Zúñiga-Pflücker leads the project, which brings the work of six different labs together.
Two labs, led by Maria Cristina Nostro, a senior scientist at the University Health Network’s (UHN) McEwen Stem Cell Institute; and Sara Nunes Vasconcelos, a scientist at UHN’s Toronto General Hospital Research Institute are using stem cells to generate tissues containing insulin-secreting cells for transplants.
Zúñiga-Pflücker says that this arm of the project is well ahead of schedule. “The Nostro and Vasconcelos labs are defining the right conditions that are necessary for generating insulin-producing cells, which are called islet cells. They’re creating newer and more effective ways to make these tissues.”
Nostro and Vasconcelos are also associate professors at U of T, at the Department of Physiology and Institute of Biomedical Engineering, respectively.
The tissues created in their labs will be used to test the work of the other four labs involved in the project, which are concerned with engineering the immune reaction. And here, each of these labs is bringing a piece of the puzzle.
Zúñiga-Pflücker and Naoto Hirano, a senior scientist at Princess Margaret Cancer Centre and a professor of immunology at U of T, work on producing regulatory T cells (Tregs). These cells can supress immune response, and also play a role in preventing autoimmune diseases like diabetes.
In earlier Medicine by Design-funded research, Zúñiga-Pflücker and Hirano came up with a method for producing T cells in a defined way. Some of the key breakthroughs developed as part of this research helped lay the foundation for Notch Therapeutics, a company co-founded by Zúñiga-Pflücker, which closed an $85-million (U.S.) Series A financing earlier this year.

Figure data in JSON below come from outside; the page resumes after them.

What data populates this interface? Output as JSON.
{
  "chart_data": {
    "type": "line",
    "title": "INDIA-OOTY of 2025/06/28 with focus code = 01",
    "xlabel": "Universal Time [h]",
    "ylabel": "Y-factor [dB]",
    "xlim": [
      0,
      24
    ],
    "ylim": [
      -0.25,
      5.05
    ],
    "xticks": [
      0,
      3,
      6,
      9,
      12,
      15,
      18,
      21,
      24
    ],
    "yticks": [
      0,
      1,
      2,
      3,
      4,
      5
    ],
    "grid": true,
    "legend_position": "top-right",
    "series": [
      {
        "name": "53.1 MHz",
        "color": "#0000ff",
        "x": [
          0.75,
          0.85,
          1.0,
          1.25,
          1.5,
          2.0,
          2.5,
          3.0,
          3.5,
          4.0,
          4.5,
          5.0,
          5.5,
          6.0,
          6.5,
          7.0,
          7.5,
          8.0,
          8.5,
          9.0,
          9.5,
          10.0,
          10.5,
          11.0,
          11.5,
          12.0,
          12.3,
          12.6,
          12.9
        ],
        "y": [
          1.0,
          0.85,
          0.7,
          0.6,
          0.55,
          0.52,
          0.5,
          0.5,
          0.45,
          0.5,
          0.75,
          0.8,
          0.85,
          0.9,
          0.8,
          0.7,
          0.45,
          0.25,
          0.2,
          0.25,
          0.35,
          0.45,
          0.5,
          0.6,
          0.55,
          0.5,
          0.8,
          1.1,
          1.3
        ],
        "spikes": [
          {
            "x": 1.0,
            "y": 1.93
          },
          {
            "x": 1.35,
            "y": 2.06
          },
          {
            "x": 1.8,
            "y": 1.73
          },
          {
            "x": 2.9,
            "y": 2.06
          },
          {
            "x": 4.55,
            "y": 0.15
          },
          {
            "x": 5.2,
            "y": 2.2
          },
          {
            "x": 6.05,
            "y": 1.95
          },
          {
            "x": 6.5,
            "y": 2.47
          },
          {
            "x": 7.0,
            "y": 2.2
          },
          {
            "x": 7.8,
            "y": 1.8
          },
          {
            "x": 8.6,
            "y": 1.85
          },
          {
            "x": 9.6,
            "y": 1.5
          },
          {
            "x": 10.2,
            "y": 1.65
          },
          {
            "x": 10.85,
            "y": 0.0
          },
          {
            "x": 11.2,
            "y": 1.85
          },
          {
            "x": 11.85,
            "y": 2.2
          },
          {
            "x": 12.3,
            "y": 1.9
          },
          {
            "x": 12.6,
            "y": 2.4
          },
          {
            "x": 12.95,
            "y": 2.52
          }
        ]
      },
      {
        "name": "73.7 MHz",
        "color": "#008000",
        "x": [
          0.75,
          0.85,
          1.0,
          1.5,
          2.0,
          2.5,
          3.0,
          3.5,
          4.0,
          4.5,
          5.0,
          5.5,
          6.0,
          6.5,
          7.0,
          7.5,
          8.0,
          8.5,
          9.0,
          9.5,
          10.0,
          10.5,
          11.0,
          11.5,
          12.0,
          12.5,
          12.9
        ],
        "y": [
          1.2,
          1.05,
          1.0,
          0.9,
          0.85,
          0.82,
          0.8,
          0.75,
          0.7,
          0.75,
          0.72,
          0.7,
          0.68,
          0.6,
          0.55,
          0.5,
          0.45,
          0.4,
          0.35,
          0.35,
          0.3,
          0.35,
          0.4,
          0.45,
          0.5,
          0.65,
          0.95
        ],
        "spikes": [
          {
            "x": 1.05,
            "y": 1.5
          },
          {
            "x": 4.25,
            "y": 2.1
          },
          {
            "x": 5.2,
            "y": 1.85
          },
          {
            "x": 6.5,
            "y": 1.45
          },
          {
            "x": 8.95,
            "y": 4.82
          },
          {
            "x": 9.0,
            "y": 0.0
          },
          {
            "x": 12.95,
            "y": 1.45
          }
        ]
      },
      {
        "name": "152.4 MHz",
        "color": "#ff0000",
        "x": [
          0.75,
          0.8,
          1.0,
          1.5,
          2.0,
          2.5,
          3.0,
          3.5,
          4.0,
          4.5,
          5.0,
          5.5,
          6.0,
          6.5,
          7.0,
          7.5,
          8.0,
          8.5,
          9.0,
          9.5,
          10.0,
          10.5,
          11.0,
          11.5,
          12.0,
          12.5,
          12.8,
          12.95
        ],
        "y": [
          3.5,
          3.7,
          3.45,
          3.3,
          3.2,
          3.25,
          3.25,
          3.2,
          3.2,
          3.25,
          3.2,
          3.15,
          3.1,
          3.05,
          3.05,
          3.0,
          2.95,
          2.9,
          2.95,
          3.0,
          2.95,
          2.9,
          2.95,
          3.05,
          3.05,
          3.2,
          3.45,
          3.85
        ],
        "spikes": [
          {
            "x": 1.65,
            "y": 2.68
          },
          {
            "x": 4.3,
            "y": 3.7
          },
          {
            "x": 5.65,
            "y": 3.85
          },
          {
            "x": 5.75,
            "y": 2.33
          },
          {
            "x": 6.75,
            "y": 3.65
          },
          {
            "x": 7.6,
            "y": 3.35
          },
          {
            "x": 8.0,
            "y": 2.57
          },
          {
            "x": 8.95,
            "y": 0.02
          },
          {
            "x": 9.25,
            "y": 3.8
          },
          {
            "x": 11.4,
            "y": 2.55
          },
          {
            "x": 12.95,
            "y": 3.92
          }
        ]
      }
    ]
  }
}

Now, in the current research project, the two labs are crafting methods for producing Tregs and investigating how harnessing the power of other types of immune cells to work alongside the Tregs can induce the immune system to tolerate transplanted therapies.
The third investigator is Tracy McGaha, whose lab is looking at the role of macrophages, a type of white blood cell that that typically helps to attack foreign substances but can also play a role in repairing damaged tissues. McGaha is a senior scientist at Princess Margaret Cancer Centre, UHN, and a professor in the Department of Immunology, U of T.

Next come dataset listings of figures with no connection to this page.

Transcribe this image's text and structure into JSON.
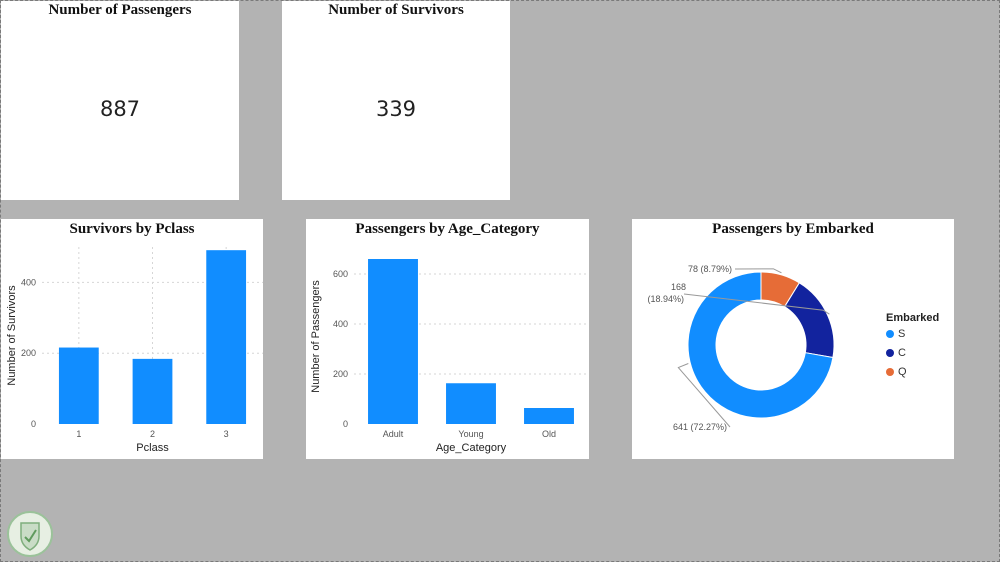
{
  "kpi": [
    {
      "title": "Number of Passengers",
      "value": "887"
    },
    {
      "title": "Number of Survivors",
      "value": "339"
    }
  ],
  "legend": {
    "title": "Embarked",
    "items": [
      {
        "label": "S",
        "color": "#118DFF"
      },
      {
        "label": "C",
        "color": "#12239E"
      },
      {
        "label": "Q",
        "color": "#E66C37"
      }
    ]
  },
  "chart_data": [
    {
      "type": "bar",
      "title": "Survivors by Pclass",
      "xlabel": "Pclass",
      "ylabel": "Number of Survivors",
      "categories": [
        "1",
        "2",
        "3"
      ],
      "values": [
        216,
        184,
        491
      ],
      "ylim": [
        0,
        500
      ],
      "yticks": [
        "0",
        "200",
        "400"
      ],
      "ytick_values": [
        0,
        200,
        400
      ],
      "grid": true,
      "color": "#118DFF"
    },
    {
      "type": "bar",
      "title": "Passengers by Age_Category",
      "xlabel": "Age_Category",
      "ylabel": "Number of Passengers",
      "categories": [
        "Adult",
        "Young",
        "Old"
      ],
      "values": [
        660,
        163,
        64
      ],
      "ylim": [
        0,
        700
      ],
      "yticks": [
        "0",
        "200",
        "400",
        "600"
      ],
      "ytick_values": [
        0,
        200,
        400,
        600
      ],
      "grid": true,
      "color": "#118DFF"
    },
    {
      "type": "pie",
      "title": "Passengers by Embarked",
      "categories": [
        "S",
        "C",
        "Q"
      ],
      "values": [
        641,
        168,
        78
      ],
      "data_labels": [
        "641 (72.27%)",
        "168",
        "78 (8.79%)"
      ],
      "data_label_extra": [
        "",
        "(18.94%)",
        ""
      ],
      "colors": [
        "#118DFF",
        "#12239E",
        "#E66C37"
      ],
      "legend": "right"
    }
  ]
}
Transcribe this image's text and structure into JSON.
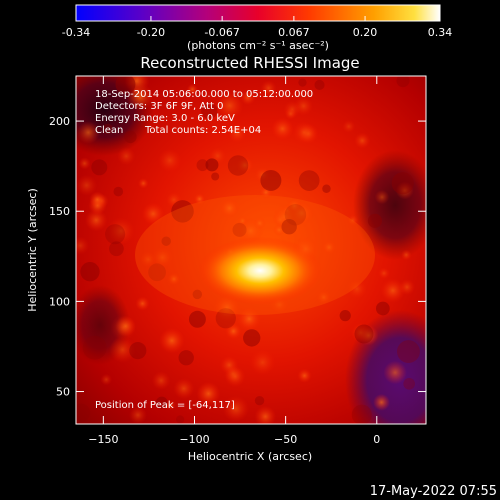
{
  "colorbar": {
    "ticks": [
      "-0.34",
      "-0.20",
      "-0.067",
      "0.067",
      "0.20",
      "0.34"
    ],
    "tick_values": [
      -0.34,
      -0.2,
      -0.067,
      0.067,
      0.2,
      0.34
    ],
    "range": [
      -0.34,
      0.34
    ],
    "units": "(photons cm⁻² s⁻¹ asec⁻²)"
  },
  "chart_data": {
    "type": "heatmap",
    "title": "Reconstructed RHESSI Image",
    "xlabel": "Heliocentric X (arcsec)",
    "ylabel": "Heliocentric Y (arcsec)",
    "xlim": [
      -165,
      27
    ],
    "ylim": [
      32,
      225
    ],
    "xticks": [
      {
        "value": -150,
        "label": "−150"
      },
      {
        "value": -100,
        "label": "−100"
      },
      {
        "value": -50,
        "label": "−50"
      },
      {
        "value": 0,
        "label": "0"
      }
    ],
    "yticks": [
      {
        "value": 50,
        "label": "50"
      },
      {
        "value": 100,
        "label": "100"
      },
      {
        "value": 150,
        "label": "150"
      },
      {
        "value": 200,
        "label": "200"
      }
    ],
    "peak": {
      "x": -64,
      "y": 117
    },
    "colormap": [
      "#0000ff",
      "#6a00b0",
      "#b8006a",
      "#ff1a00",
      "#ff6a00",
      "#ffc000",
      "#ffffff"
    ],
    "annotations": {
      "time": "18-Sep-2014 05:06:00.000 to 05:12:00.000",
      "detectors": "Detectors: 3F 6F 9F, Att 0",
      "energy": "Energy Range: 3.0 - 6.0 keV",
      "method": "Clean",
      "counts": "Total counts: 2.54E+04",
      "peak_label": "Position of Peak = [-64,117]"
    }
  },
  "footer": {
    "timestamp": "17-May-2022 07:55"
  }
}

A fourth lab, led by Sarah Crome, is investigating a family of immune cells called innate lymphoid cells (ILCs), which act within tissues to help induce and modulate immune responses.
“We know several immune cell populations we individually study can protect from harmful immune responses and promote immune tolerance,” says Crome, who is a scientist at the Toronto General Hospital Research Institute, UHN, and an assistant professor of immunology at U of T. “The trouble is when you get into a situation that combines an autoimmune disease with rejection that can occur following islet transplantation, it’s a real challenge shutting down multiple harmful and sustained immune responses.”
Crome says that there are many different types of ILCs, so her work focuses on narrowing down which types of ILCs are best to use along with the Tregs.
Right now, each of the four labs working with immune cells are optimizing their cell types and techniques, and then, Crome says they will bring all their “best players” together.
“We’re really looking at harnessing whole networks of cells, instead of just looking at one cell population at a time. It’s bringing all of our collective expertise together into one project that makes this a powerful approach.”
Zúñiga-Pflücker says Medicine by Design has been instrumental in uniting this team of experts.
“Thanks to Medicine by Design’s support of our immunoenigneering program, we’re able to bring together multiple research sites within the University of Toronto and affiliated research institutes; UHN’s Princess Margaret Cancer Centre, Toronto General Hospital Research Institute and McEwen Stem Cell Institute; and Sunnybrook Research Institute.”